Enttäuscht vom alten Standort in der Bahnhofstraße
„Der Laden in der Bahnhofstraße läuft leider nicht so, wie wir uns das erhofft haben“, erzählt Vafiadis, dessen Plan es war, genau die Einfallsachse „Jugendherberge, Hotel und Bahnhof“ zu nutzen. Jeder, der in die Stadt laufen will, muss durch die Bahnhofstraße laufen, dachte er sich: direkt am Moi-Stadt-Shop vorbei. Es habe sich aber gezeigt, dass dem nicht so ist, erzählt der Kostümprofi, der im Pirmasenser Industriegebiet in einer früheren Fabrikhalle alles rund um Karneval und „Wiesn-Glamour“ anbietet. Bestimmt sei es auch wegen Corona schiefgelaufen. Es seien einfach keine Besucher in der Stadt gewesen. Deswegen rückt er mit dem Ladengeschäft nun weiter ins Zentrum, um dort mehr Kunden zu erreichen. „Ich bin froh, dass die Stadt das Angebot hat, Geschäftsideen auszuprobieren“, sagt Vafiadis. Danach wolle er entscheiden, ob sich die zentrale Adresse lohnt.
Laut Oliver Vafiadis umfasse das Sortiment für die Fußgängerzone die Moi-Stadt-Artikel von T-Shirts, Sweatshirts, Kapuzenpullis und Kappen über Tassen, Schlüsselanhängern und Kugelschreiber bis hin zu Aufklebern und Ansichtskarten.

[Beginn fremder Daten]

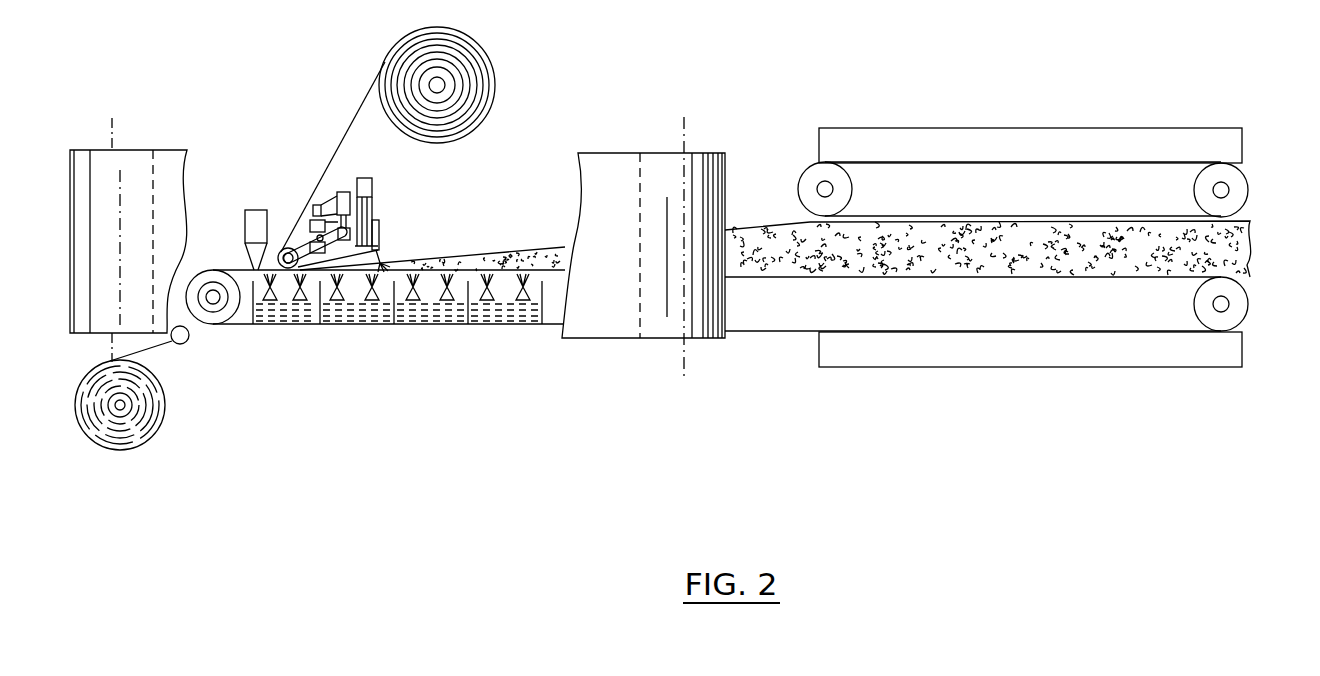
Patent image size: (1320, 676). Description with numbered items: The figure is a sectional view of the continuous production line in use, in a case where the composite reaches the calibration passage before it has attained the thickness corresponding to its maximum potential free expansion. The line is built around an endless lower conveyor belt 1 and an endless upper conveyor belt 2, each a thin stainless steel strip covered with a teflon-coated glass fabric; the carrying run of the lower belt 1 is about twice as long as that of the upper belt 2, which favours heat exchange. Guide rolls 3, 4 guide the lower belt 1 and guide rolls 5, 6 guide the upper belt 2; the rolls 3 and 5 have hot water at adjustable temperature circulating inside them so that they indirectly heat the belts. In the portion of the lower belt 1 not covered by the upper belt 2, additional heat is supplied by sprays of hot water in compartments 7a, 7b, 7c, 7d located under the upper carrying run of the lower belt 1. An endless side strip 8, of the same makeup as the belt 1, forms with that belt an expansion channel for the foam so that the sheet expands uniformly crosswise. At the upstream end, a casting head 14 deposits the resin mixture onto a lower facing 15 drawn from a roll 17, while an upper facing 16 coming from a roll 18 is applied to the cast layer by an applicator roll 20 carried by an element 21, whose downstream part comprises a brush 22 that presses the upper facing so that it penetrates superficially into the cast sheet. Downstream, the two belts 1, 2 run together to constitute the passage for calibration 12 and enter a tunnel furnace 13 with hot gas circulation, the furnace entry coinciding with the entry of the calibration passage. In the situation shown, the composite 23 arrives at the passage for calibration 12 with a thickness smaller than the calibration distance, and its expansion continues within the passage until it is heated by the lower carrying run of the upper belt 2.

The endless conveyor belt 1 is at (1153, 336).
The endless upper conveyor belt 2 is at (1178, 165).
The guide roll 3 is at (208, 272).
The guide roll 4 is at (1236, 318).
The guide roll 5 is at (820, 178).
The guide roll 6 is at (1203, 195).
The compartment 7a is at (289, 302).
The compartment 7b is at (354, 296).
The compartment 7c is at (431, 296).
The compartment 7d is at (501, 296).
The endless side strip 8 is at (618, 218).
The passage for calibration 12 is at (802, 219).
The tunnel furnace 13 is at (1078, 145).
The casting head 14 is at (247, 225).
The lower facing 15 is at (165, 352).
The upper facing 16 is at (337, 147).
The roll 17 is at (155, 432).
The roll 18 is at (478, 91).
The applicator roll 20 is at (285, 248).
The element 21 is at (345, 170).
The brush 22 is at (390, 246).
The composite 23 is at (820, 270).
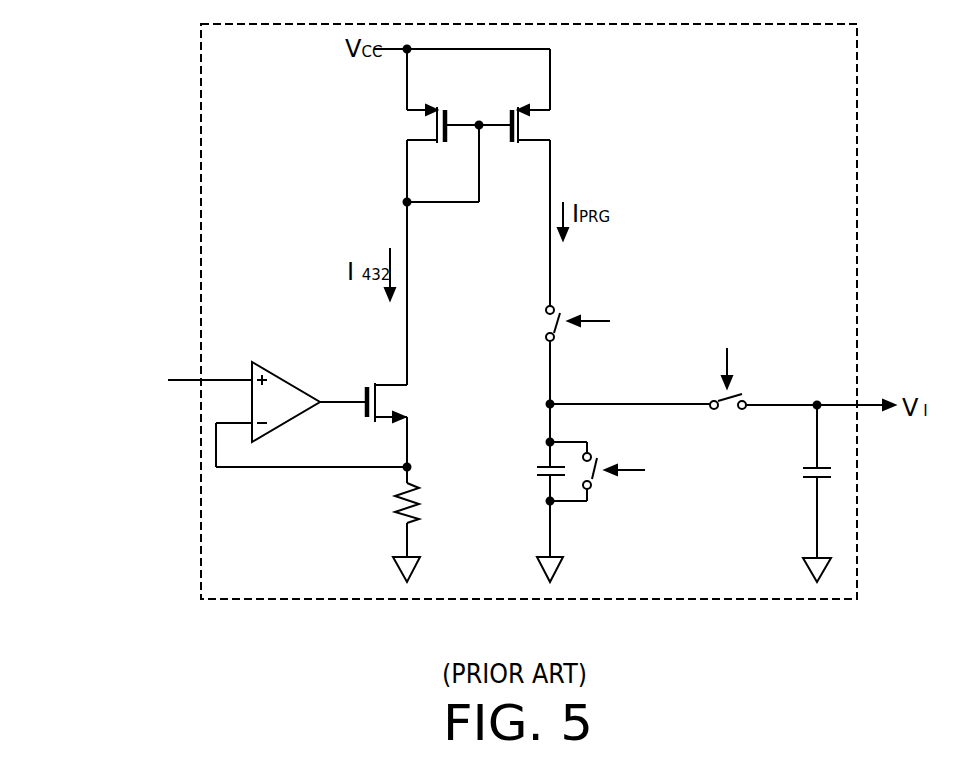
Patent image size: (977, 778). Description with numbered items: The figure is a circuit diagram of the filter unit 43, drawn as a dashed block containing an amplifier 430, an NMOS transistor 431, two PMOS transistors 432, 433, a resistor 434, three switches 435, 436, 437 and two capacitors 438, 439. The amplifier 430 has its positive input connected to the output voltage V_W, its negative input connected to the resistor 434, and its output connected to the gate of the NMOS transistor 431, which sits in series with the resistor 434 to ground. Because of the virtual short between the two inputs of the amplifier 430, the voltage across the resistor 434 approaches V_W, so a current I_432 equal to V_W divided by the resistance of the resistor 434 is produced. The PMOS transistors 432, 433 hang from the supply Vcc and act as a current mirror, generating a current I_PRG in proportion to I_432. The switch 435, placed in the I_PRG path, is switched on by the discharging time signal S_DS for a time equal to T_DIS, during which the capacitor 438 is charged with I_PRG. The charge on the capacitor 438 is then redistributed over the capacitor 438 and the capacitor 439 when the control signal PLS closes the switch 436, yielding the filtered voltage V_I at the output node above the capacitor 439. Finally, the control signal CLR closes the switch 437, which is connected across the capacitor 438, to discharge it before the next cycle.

The filter unit 43 is at (857, 98).
The amplifier 430 is at (288, 377).
The NMOS transistor 431 is at (400, 400).
The PMOS transistor 432 is at (415, 123).
The PMOS transistor 433 is at (546, 125).
The resistor 434 is at (397, 498).
The switch 435 is at (543, 318).
The switch 436 is at (725, 413).
The switch 437 is at (595, 478).
The capacitor 438 is at (535, 473).
The capacitor 439 is at (800, 470).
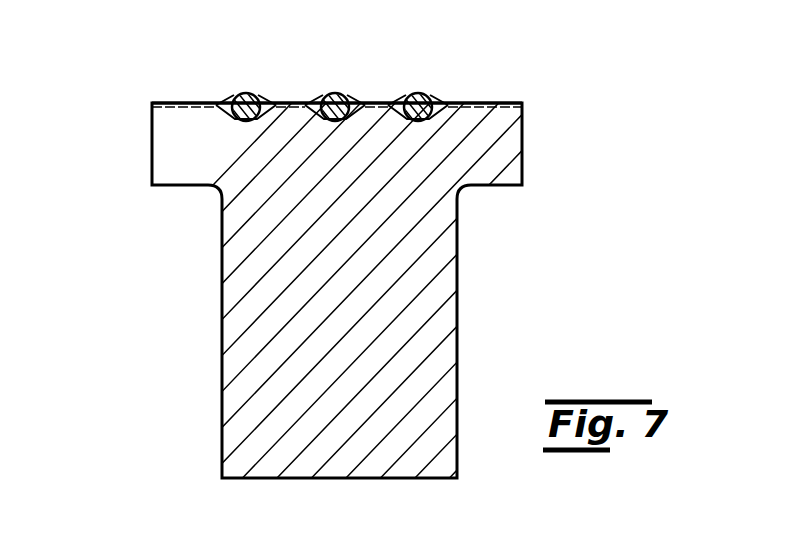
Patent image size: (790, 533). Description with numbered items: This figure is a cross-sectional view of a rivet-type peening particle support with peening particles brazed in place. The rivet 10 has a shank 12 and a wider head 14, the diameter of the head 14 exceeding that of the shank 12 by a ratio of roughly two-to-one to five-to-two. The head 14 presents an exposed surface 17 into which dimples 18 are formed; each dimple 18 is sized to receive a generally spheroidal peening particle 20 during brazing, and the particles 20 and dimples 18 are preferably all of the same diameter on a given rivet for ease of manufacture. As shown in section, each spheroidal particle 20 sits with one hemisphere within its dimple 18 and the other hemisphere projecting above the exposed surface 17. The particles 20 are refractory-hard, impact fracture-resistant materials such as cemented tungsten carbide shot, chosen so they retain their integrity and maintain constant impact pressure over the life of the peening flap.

Aber auch Girlanden und Luftballons sowie Ballonsäulen, mit denen er eine recht große Nische besetzt habe, sollen das Angebot ergänzen für Geburtstage, aber auch für Hochzeiten. „Wir wollen die Nähe zum Standesamt im Alten Rathaus nutzen und hoffen darauf, Hochzeiten zu dekorieren“, erzählt er.
Schwierige Suche nach einem Nachmieter
Diesmal war es für die Pirmasenser Wirtschaftsförderung schwierig, einen Nachmieter für den Pop-up-Laden zu finden. Trotz Aufrufen und persönlichen Ansprachen gab es lange keine Bewerbungen, erklärte Pressesprecher Maximilian Zwick. Aufgrund der anhaltenden Pandemie und der damit einhergehenden Planungsunsicherheit spüre die Stadt eine starke Zurückhaltung bei potenziellen Interessenten, so Zwick. Gerade die Omikron-Welle habe sich als Hemmschuh erwiesen. Gründer beziehungsweise Unternehmer seien sehr vorsichtig, was Investitionen in neue Infrastruktur betrifft, heißt es aus dem Rathaus. Das gelte auch für die Einstellung von neuem Personal. Nach dem Möbelhaus Retronose und Raumausstatter Keven Block ist Oliver Vafiadis der Dritte, der das Pilotprojekt der Pirmasenser Wirtschaftsförderung als Sprungbrett nutzt, um neue Geschäftsideen probeweise umzusetzen.